This design is very easy to build. You can of course solder everything and then apply voltage but maybe it doesn't hurt to be a little cautious. You should start with all low SMD parts except for the buffer and the opamp becuase it's harder to solder the SMD parts when you have big parts in the way. For this solder job I recommend a good pair of tweezers. I use a type especially made for SMD. With this tweezer I get a very good grip. You must also have a soldering iron with a small tip but at least 50 watts in order to be able to solder the buffer which requires lot's of heat.
Start with all low SMD parts except for buffer and opamp.
- Resistors
Transistors
Trim pot (if you use it)
Capacitors, not the hole mounted ones
Rectifier bridges, at last - Then continue with the high electrolytic caps, mount all caps
- Connectors
- Jumpers
- Transformers
- Varistor
Good luck and happy listening.
Listening experience
How does it sound really? The prototype is built and it works real good.
This is the best design I ever have done. I'm really pleased.
It's totally transparent, like a polished diamond with a dry analytical sound, no colouration what so ever. Very revealing though. You must have good recordings because nothing is hidden. All is the there including noise, breathtakes from the musicians, noise from the ventilation, sounds from the instruments besides the tones.

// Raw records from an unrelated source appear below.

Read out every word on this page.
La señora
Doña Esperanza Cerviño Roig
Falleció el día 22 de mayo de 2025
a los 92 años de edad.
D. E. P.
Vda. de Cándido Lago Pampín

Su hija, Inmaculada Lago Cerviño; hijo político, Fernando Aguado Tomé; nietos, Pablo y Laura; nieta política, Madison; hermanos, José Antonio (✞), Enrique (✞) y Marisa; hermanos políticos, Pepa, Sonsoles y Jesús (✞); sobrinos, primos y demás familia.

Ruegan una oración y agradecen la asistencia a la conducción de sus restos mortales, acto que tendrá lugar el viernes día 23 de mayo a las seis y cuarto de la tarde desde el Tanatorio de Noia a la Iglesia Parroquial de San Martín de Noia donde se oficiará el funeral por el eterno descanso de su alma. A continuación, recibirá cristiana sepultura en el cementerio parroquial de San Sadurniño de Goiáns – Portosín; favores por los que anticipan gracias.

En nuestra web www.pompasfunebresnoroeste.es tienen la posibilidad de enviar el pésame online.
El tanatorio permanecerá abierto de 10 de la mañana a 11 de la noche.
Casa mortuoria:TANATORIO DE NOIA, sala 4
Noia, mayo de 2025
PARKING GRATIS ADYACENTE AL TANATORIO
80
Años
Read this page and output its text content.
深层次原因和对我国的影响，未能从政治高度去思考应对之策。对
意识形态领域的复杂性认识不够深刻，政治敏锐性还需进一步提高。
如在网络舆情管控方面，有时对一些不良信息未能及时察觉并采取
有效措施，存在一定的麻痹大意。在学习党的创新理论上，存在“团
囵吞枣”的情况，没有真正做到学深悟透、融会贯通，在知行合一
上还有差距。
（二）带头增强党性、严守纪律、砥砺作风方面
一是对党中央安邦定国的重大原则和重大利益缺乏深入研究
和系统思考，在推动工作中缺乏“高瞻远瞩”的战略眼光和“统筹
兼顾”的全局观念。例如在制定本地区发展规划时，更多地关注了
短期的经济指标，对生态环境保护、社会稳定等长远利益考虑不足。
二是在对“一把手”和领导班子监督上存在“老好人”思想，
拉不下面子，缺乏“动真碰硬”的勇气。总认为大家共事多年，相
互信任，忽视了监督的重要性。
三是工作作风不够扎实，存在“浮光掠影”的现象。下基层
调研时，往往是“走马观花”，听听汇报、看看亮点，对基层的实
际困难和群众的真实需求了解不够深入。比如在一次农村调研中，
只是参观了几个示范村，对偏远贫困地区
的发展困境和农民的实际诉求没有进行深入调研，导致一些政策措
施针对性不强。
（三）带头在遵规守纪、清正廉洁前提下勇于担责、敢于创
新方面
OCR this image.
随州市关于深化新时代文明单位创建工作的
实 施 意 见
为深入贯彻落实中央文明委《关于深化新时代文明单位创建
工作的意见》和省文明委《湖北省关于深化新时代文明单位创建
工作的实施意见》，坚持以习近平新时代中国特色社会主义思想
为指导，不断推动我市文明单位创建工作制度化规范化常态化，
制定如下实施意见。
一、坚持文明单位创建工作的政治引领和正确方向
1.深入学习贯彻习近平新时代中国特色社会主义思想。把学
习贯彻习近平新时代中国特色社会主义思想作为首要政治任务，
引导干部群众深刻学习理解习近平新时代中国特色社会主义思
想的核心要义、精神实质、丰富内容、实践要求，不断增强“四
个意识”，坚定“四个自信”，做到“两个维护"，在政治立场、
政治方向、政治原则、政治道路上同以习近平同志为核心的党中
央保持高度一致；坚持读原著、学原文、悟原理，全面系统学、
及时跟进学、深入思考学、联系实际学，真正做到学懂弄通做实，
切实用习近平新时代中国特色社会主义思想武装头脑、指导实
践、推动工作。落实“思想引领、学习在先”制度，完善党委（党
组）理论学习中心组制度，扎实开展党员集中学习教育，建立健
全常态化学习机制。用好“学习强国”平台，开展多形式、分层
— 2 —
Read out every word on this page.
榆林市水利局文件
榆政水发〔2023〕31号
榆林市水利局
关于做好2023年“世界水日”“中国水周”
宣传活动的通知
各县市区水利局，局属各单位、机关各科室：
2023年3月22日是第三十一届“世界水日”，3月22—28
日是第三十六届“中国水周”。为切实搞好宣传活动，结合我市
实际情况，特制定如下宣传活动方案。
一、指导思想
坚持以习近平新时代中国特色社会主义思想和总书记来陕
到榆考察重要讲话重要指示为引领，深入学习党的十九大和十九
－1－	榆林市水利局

I'm also very influenced by the looks. I really like SMD. It's very cute, don't you think?
I think I'm influenced of the pure and technical clean electrical performance. Step response is excellent and the offset voltage is extreme!
Technical data
Measurements done by jmd01 from Bratislava, Slavakia
Excellent measurements done by Neurochrome. Many thanks, Tom!
Frequency response: | 0 Hz - 25 MHz(?), more than 10 MHz. This is valid without input coupling cap. With this cap, 8 or 17 Hz |
Frequency response with input filter: | 0 Hz - 1.29 MHz, -3 dB. This is valid without input coupling cap. With this cap, 8 or 17 Hz |
Power bandwidth at 7 Vrms, 50 ohms: | 0 Hz - 25 MHz(?), more than 10 MHz. This is valid without input coupling cap. With this cap, 8 or 17 Hz |
Equivalent input noise: | 0,6 µV |
Signal to noise ratio: | 112 dB at 1 V out |
Dynamic headroom: | 129 dB |
Distortion: | 0,00042% |
Slew rate: | 1200 V/us |
Step response: | Perfect without overshoot |
Gain: | 4 (12 dB) |
Input impedance: | >1 Mohms, pullup, pulldown resistors not included. |
Output impedance: | 2.5 ohms |
Output current: | 120 mA peak |
Supply voltage: | 230 VAC in, 115 VAC is also possible. |
Dimensions: | 203,2 (8,0") x 123,2 (4,85") mm |